We are therefore left with his basic asset— the quality of his songs, the quality of his lyrics. The remarkable thing therefore is that these should have had such a wide national appeal, cutting across all class and educational barriers. This can only lead to the conclusion that the French are as a nation better educated in the use of their own language than the British, for example, are in theirs. It is not merely a matter of contrasting the quality of the lyrics of a Brel or a Brassens with the banality of most English popular songs, although that is significant enough. It is basically that a French intellectual. can communicate to a surprisingly wide audience and an English one to a surprisingly limited one. It is as though the French language well used is a unifying force while in Britain it tends to bear the stigmata of class distinction. Certainly it is my considered opinion that it is easier for Frenchmen of different classes and levels of education to communicate and to do so as equals than it is in Britain. It is, particularly, easier for writers who enjoy a much wider fame here than they do at home.

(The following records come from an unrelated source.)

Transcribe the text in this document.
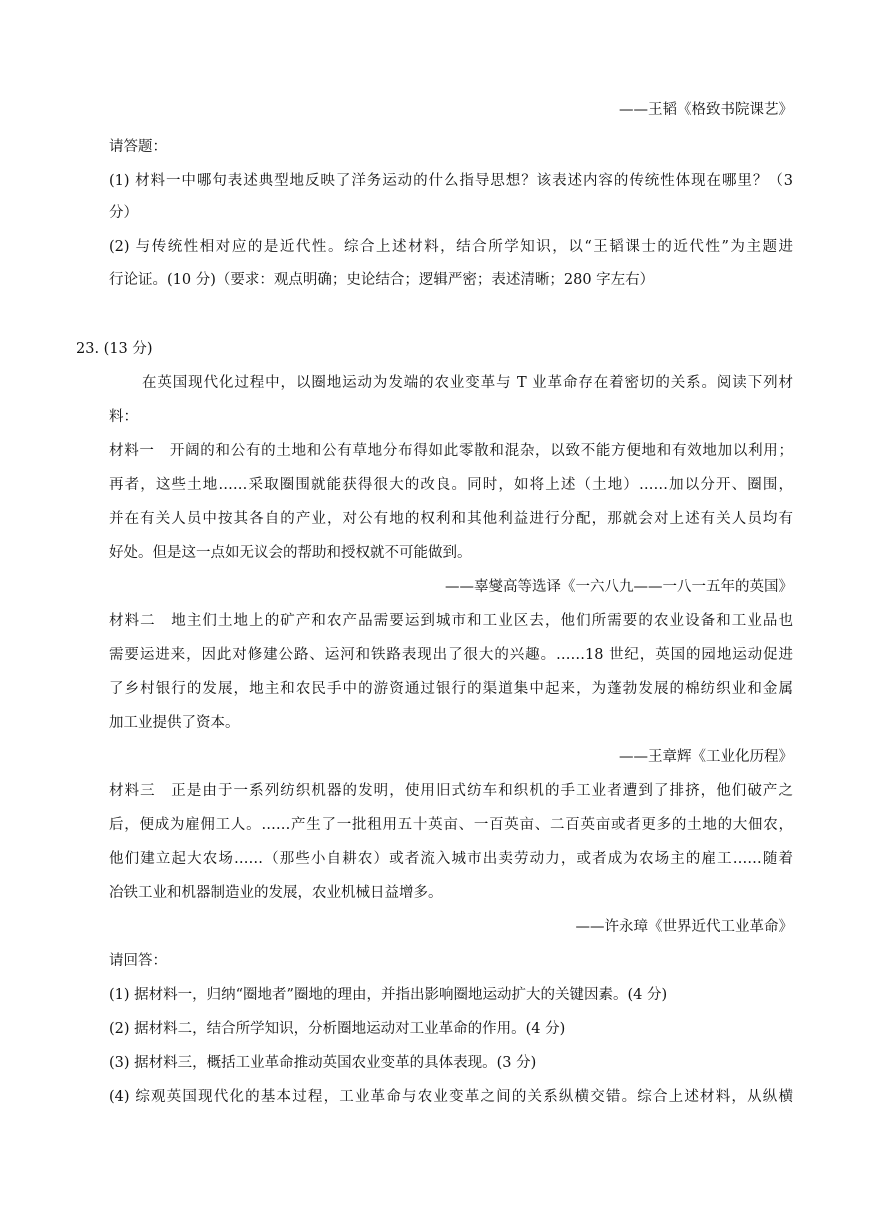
——王韬《格致书院课艺》
请答题：
(1) 材料一中哪句表述典型地反映了洋务运动的什么指导思想？该表述内容的传统性体现在哪里？（3
分）
(2) 与传统性相对应的是近代性。综合上述材料，结合所学知识，以“王韬课士的近代性”为主题进
行论证。(10 分)（要求：观点明确；史论结合；逻辑严密；表述清晰；280 字左右）
23. (13 分)
在英国现代化过程中，以圈地运动为发端的农业变革与 T 业革命存在着密切的关系。阅读下列材
料：
材料一　开阔的和公有的土地和公有草地分布得如此零散和混杂，以致不能方便地和有效地加以利用；
再者，这些土地……采取圈围就能获得很大的改良。同时，如将上述（土地）……加以分开、圈围，
并在有关人员中按其各自的产业，对公有地的权利和其他利益进行分配，那就会对上述有关人员均有
好处。但是这一点如无议会的帮助和授权就不可能做到。
——辜燮高等选译《一六八九——一八一五年的英国》
材料二　地主们土地上的矿产和农产品需要运到城市和工业区去，他们所需要的农业设备和工业品也
需要运进来，因此对修建公路、运河和铁路表现出了很大的兴趣。……18 世纪，英国的园地运动促进
了乡村银行的发展，地主和农民手中的游资通过银行的渠道集中起来，为蓬勃发展的棉纺织业和金属
加工业提供了资本。
——王章辉《工业化历程》
材料三　正是由于一系列纺织机器的发明，使用旧式纺车和织机的手工业者遭到了排挤，他们破产之
后，便成为雇佣工人。……产生了一批租用五十英亩、一百英亩、二百英亩或者更多的土地的大佃农，
他们建立起大农场……（那些小自耕农）或者流入城市出卖劳动力，或者成为农场主的雇工……随着
冶铁工业和机器制造业的发展，农业机械日益增多。
——许永璋《世界近代工业革命》
请回答：
(1) 据材料一，归纳“圈地者”圈地的理由，并指出影响圈地运动扩大的关键因素。(4 分)
(2) 据材料二，结合所学知识，分析圈地运动对工业革命的作用。(4 分)
(3) 据材料三，概括工业革命推动英国农业变革的具体表现。(3 分)
(4) 综观英国现代化的基本过程，工业革命与农业变革之间的关系纵横交错。综合上述材料，从纵横
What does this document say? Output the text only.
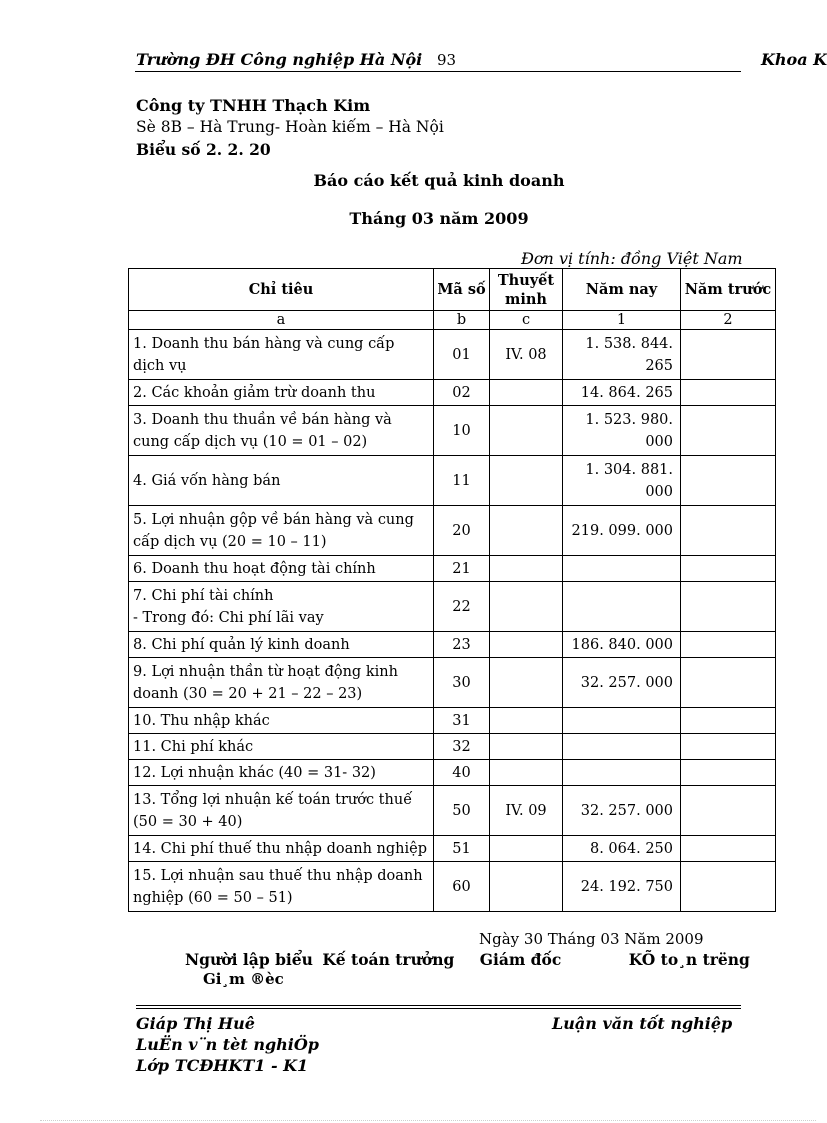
Trường ĐH Công nghiệp Hà Nội 93	Khoa K
Công ty TNHH Thạch Kim
Sè 8B – Hà Trung- Hoàn kiếm – Hà Nội
Biểu số 2. 2. 20
Báo cáo kết quả kinh doanh
Tháng 03 năm 2009
Đơn vị tính: đồng Việt Nam
Chỉ tiêu	Mã số	Thuyết minh	Năm nay	Năm trước
a	b	c	1	2

1. Doanh thu bán hàng và cung cấp dịch vụ	01	IV. 08	1. 538. 844. 265	

2. Các khoản giảm trừ doanh thu	02		14. 864. 265	

3. Doanh thu thuần về bán hàng và cung cấp dịch vụ (10 = 01 – 02)	10		1. 523. 980. 000	

4. Giá vốn hàng bán	11		1. 304. 881. 000	

5. Lợi nhuận gộp về bán hàng và cung cấp dịch vụ (20 = 10 – 11)	20		219. 099. 000	

6. Doanh thu hoạt động tài chính	21			

7. Chi phí tài chính
- Trong đó: Chi phí lãi vay	22			

8. Chi phí quản lý kinh doanh	23		186. 840. 000	

9. Lợi nhuận thần từ hoạt động kinh doanh (30 = 20 + 21 – 22 – 23)	30		32. 257. 000	

10. Thu nhập khác	31			

11. Chi phí khác	32			

12. Lợi nhuận khác (40 = 31- 32)	40			

13. Tổng lợi nhuận kế toán trước thuế (50 = 30 + 40)	50	IV. 09	32. 257. 000	

14. Chi phí thuế thu nhập doanh nghiệp	51		8. 064. 250	

15. Lợi nhuận sau thuế thu nhập doanh nghiệp (60 = 50 – 51)	60		24. 192. 750	
Ngày 30 Tháng 03 Năm 2009
Người lập biểu Kế toán trưởng Giám đốc	KÕ to¸n trëng
Gi¸m ®èc
Giáp Thị Huê	Luận văn tốt nghiệp
LuËn v¨n tèt nghiÖp
Lớp TCĐHKT1 - K1
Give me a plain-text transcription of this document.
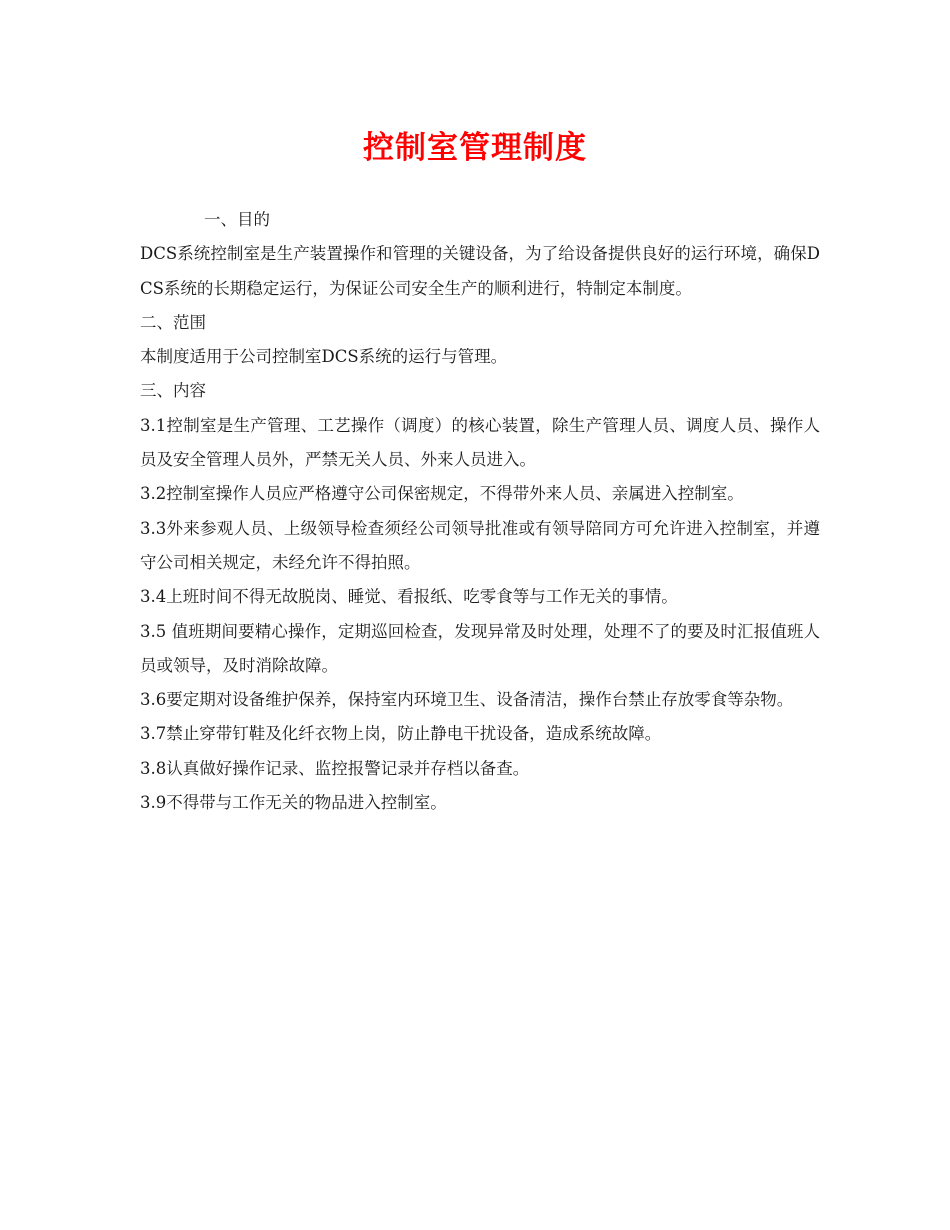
控制室管理制度

一、目的

DCS系统控制室是生产装置操作和管理的关键设备，为了给设备提供良好的运行环境，确保DCS系统的长期稳定运行，为保证公司安全生产的顺利进行，特制定本制度。

二、范围

本制度适用于公司控制室DCS系统的运行与管理。

三、内容

3.1控制室是生产管理、工艺操作（调度）的核心装置，除生产管理人员、调度人员、操作人员及安全管理人员外，严禁无关人员、外来人员进入。

3.2控制室操作人员应严格遵守公司保密规定，不得带外来人员、亲属进入控制室。

3.3外来参观人员、上级领导检查须经公司领导批准或有领导陪同方可允许进入控制室，并遵守公司相关规定，未经允许不得拍照。

3.4上班时间不得无故脱岗、睡觉、看报纸、吃零食等与工作无关的事情。

3.5 值班期间要精心操作，定期巡回检查，发现异常及时处理，处理不了的要及时汇报值班人员或领导，及时消除故障。

3.6要定期对设备维护保养，保持室内环境卫生、设备清洁，操作台禁止存放零食等杂物。

3.7禁止穿带钉鞋及化纤衣物上岗，防止静电干扰设备，造成系统故障。

3.8认真做好操作记录、监控报警记录并存档以备查。

3.9不得带与工作无关的物品进入控制室。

This, it seems to me, is one of the most interesting aspects of Brel's fame — that it should have been based on his use of the French language and on its enrichment. It should be remembered too that Brel was as well known in French-speaking Africa as he was in metropolitan France, making him something of a missionary in the cause of French linguistic imperialism — and a highly effective one. All in all Brel had reason to be grateful to his adopted country, and his adopted country had reason to be proud of him. They were a credit to each other.